Truth to tell, at any age (even in their November years) unpublished or self-published writers are apt to find themselves in an insular space…..perhaps lacking the skills, resources, and/or the contacts to have their work refined and noticed. In a world where thousands of self-published stories are released every week it is easy to feel like we are creating something good, but no one knows about it. Seems to me that is a likely recipe for writer insecurity.


IWSG’s stated purpose is very straight forward……to help us share our writing experiences and encourage those who have set out on that path......while at the same time accepting their input about our writing efforts. The goal is to provide a forum where writers feel comfortable asking questions, offering advice, and discussing the doubts and concerns they have about their craft…….i.e. a safe haven for insecure writers, no matter what they write.
     With that in mind IWSG offers the promise of support that many of us are seeking. As part of that effort the first Wednesday of each month (that’s today) is designated as Insecure Writers Support Group Day, when we are asked to post about our own writing experiences……the doubts, the highs, and the lows……while encouraging others who share those challenges.
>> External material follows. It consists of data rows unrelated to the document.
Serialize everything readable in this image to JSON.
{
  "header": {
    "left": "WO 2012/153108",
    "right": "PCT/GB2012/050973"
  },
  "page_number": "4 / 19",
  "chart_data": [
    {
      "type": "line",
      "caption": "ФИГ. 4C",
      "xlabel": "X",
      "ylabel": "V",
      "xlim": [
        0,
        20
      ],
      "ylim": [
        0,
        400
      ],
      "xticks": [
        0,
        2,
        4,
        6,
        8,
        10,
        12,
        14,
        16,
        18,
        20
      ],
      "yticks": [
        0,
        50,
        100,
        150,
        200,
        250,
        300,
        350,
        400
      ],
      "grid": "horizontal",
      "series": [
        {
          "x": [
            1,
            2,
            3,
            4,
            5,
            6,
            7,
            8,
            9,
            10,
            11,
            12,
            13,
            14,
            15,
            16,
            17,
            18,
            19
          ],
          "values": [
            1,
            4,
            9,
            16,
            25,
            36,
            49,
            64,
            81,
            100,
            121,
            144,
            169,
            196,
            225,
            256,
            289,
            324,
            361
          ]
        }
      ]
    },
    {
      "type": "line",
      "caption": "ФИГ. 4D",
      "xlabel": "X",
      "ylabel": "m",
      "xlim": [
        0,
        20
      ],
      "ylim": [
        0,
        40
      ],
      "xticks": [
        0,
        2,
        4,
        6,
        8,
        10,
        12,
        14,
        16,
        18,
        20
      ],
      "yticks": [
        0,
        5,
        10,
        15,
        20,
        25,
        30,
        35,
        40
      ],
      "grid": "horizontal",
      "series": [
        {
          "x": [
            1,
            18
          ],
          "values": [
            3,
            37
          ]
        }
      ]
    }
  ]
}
At the same time we will be visiting blogs of others in the group, connecting with them and sharing our input. Some of them will be visiting this blog, offering their comments. As always I’m hoping you regulars will be willing to join in the conversation.


Is it real, IWSG and the connections it promises? I suppose time will tell. Odds are it won’t create miracles, but I applaud their efforts to help us wannabe storytellers reach out and connect with each other. In the meantime, I hope you will check in on future first-Wednesday posts and help me track where all those insecurities take us.